I seem to be having the same problem as aschrijver did in this thread, difference being: I cannot easily just “nuke it and start over” as the server is deployed in a remote location (I had selected RancherOS purposefully as it looked like among the least likely to “randomly break”…apparently this was not a good assumption)
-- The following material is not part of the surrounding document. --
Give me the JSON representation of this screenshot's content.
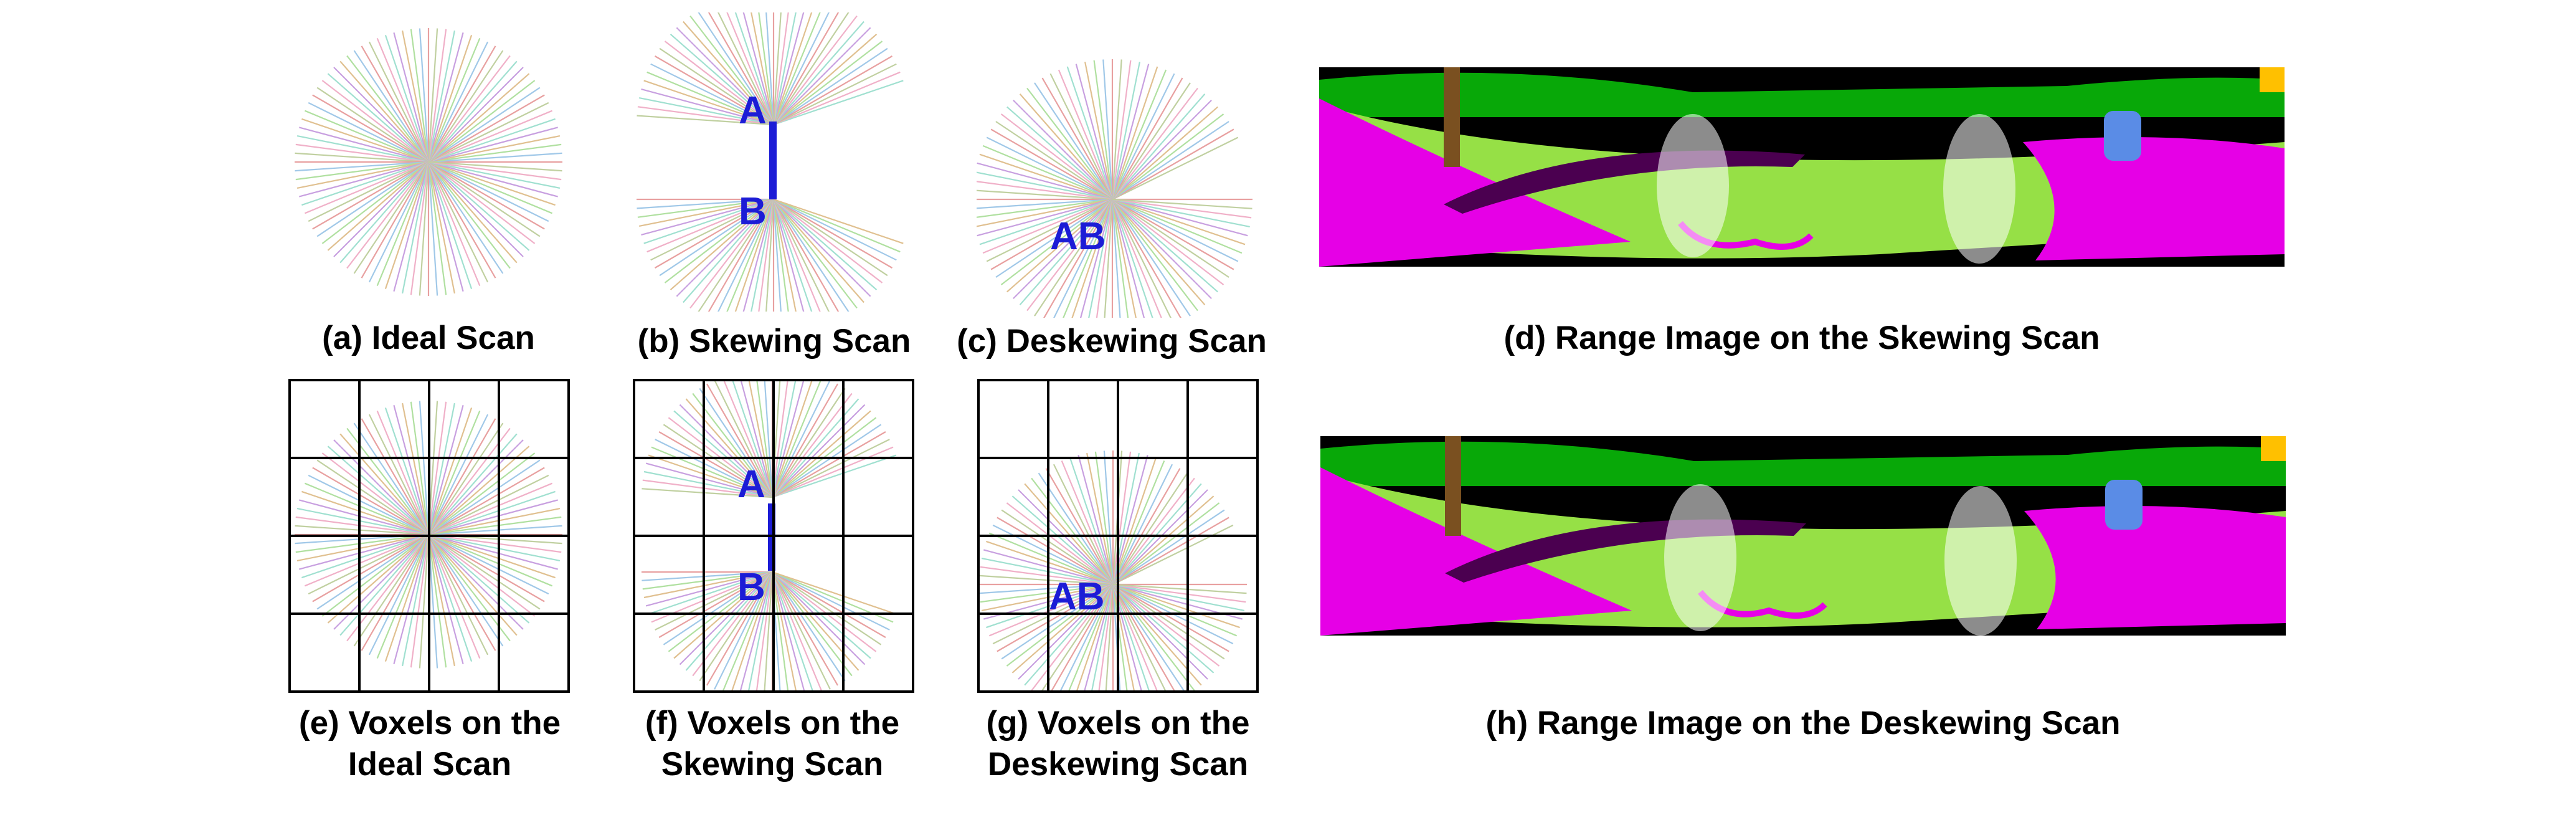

a very quick summary of the problem. A few minutes after a reboot, the following commands (pay special attention to the “docker” image, which has been restarting over and over for the last 10 minutes, with completely uninformative logfiles):
[rancher@rancher ~]$ docker container ls -a
Got permission denied while trying to connect to the Docker daemon socket at unix:///var/run/docker.sock: Get http://%2Fvar%2Frun%2Fdocker.sock/v1.38/containers/json?all=1: dial unix /var/run/docker.sock: connect: permission denied
[rancher@rancher ~]$ sudo docker container ls -a
Cannot connect to the Docker daemon at unix:///var/run/docker.sock. Is the docker daemon running?
[rancher@rancher ~]$ sudo system-docker container ls -a
CONTAINER ID IMAGE COMMAND CREATED STATUS PORTS NAMES
f5b1b2a44316 rancher/os-console:v1.5.3 "/usr/bin/ros entr..." 10 minutes ago Up 10 minutes console
c531010aeef9 rancher/os-base:v1.5.3 "/usr/bin/ros entr..." 10 minutes ago Created all-volumes
a58cd29a685e rancher/os-console:v1.5.3 "/usr/bin/ros entr..." 10 minutes ago Exited (255) 10 minutes ago reboot
683c7cd8bbcf rancher/os-docker:18.06.3 "ros user-docker" 20 minutes ago Restarting (1) 26 seconds ago docker
b0c20bc40821 rancher/os:v1.5.3 "/bin/ros install ..." 21 minutes ago Exited (255) 21 minutes ago once_os-upgrade_1
99471dfe162e rancher/os-acpid:v1.5.3 "/usr/bin/ros entr..." 3 weeks ago Exited (255) 3 weeks ago poweroff
e2c152223480 rancher/os-base:v1.5.3 "/usr/bin/ros entr..." 4 weeks ago Exited (0) 9 minutes ago preload-user-images
3553495a024a rancher/os-base:v1.5.3 "/usr/bin/ros entr..." 4 weeks ago Exited (1) 10 minutes ago subscriber
9a302ec5e077 rancher/os-base:v1.5.3 "/usr/bin/ros entr..." 4 weeks ago Exited (0) 10 minutes ago cloud-init-execute
a18f9bf8b9da rancher/os-base:v1.5.3 "/usr/bin/ros entr..." 4 weeks ago Up 10 minutes ntp
9657d19916b2 rancher/os-base:v1.5.3 "/usr/bin/ros entr..." 4 weeks ago Up 10 minutes network
1d3e662bcea8 rancher/os-base:v1.5.3 "/usr/bin/ros entr..." 4 weeks ago Up 10 minutes udev
1fb30afb259d rancher/container-crontab:v0.4.0 "container-crontab" 4 weeks ago Up 10 minutes system-cron
e4a7cd582059 rancher/os-logrotate:v1.5.3 "/usr/bin/entrypoi..." 4 weeks ago Exited (0) About an hour ago logrotate
2c9cc048d474 rancher/os-syslog:v1.5.3 "/usr/bin/entrypoi..." 4 weeks ago Up 9 minutes syslog
6197f00d9655 rancher/os-base:v1.5.3 "/usr/bin/ros entr..." 4 weeks ago Exited (0) 10 minutes ago udev-cold
1398048da474 rancher/os-acpid:v1.5.3 "/usr/bin/ros entr..." 4 weeks ago Up 10 minutes acpid
fb53ba4934f4 rancher/os-base:v1.5.3 "/usr/bin/ros entr..." 4 weeks ago Created user-volumes
9ff391db54d5 rancher/os-base:v1.5.3 "/usr/bin/ros entr..." 4 weeks ago Created system-volumes
00c89d888a7e rancher/os-base:v1.5.3 "/usr/bin/ros entr..." 4 weeks ago Created media-volumes
66150408f9a3 rancher/os-base:v1.5.3 "/usr/bin/ros entr..." 4 weeks ago Created container-data-volumes
ce43b7535809 rancher/os-base:v1.5.3 "/usr/bin/ros entr..." 4 weeks ago Created command-volumes
[rancher@rancher ~]$
I tried using ros engine
to toggle Docker to docker-18.09.8
and back to docker-18.06.3-ce
, but that didn’t fix it.
How can I debug the user-docker service and try to, if nothing else, reset it to factory settings? (sudo rm -rfv /var/lib/rancher/cache
deleted some files, but did not solve the problem.)